SUNDAY: 18th-Century Colonial Wheat Harvest -- hands-on demonstration at the Claude Moore Colonial Farm. Adults, $3; children under 12, $2. 1-4 p.m. 6310 Georgetown Pike, McLean. Call 703-442-7557 or see www.1771.org.
JUNE 27: Hearty Main-Course Salads -- cooking class with "Cooking One on One" author John Ash at Sur La Table. $55. 6:30 p.m. 1101 S. Joyce St., Arlington. Call 703-414-3580.
JUNE 29: Macallan Scotch Whisky dinner with guest Casper Macrea and chef Todd Gray at Equinox. $115 includes tax and tip. 7 p.m. 818 Connecticut Ave.
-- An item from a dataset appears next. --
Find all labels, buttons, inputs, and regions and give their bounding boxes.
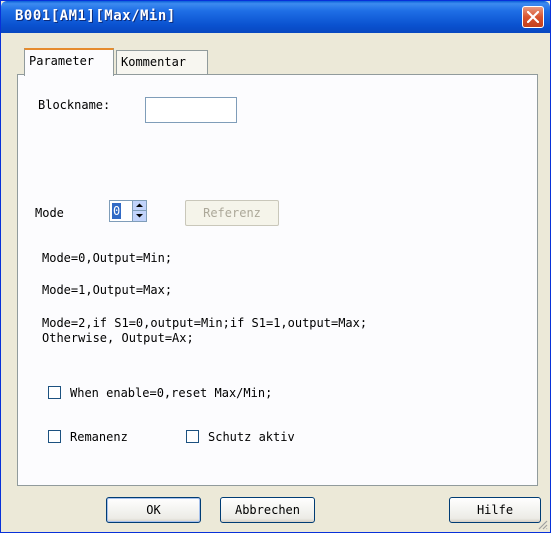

NW. Call Calvert-Woodley (not restaurant) for reservations; 202-966-0445.
JUNE 30: A tasting of Oak Grove Farm's milk-fed veal at Restaurant Eve in the Chef's Tasting Room. $70 dinner excludes tax and tip. Seatings from 5:30-9:30 p.m. 110 S. Pitt St., Alexandria. Call 703-706-0450.
JULY 1: Greek winemakers dinner at Zaytinya Restaurant. $75 includes tax and tip. 7:30 p.m. 701 Ninth St. NW. Call 202-638-0800.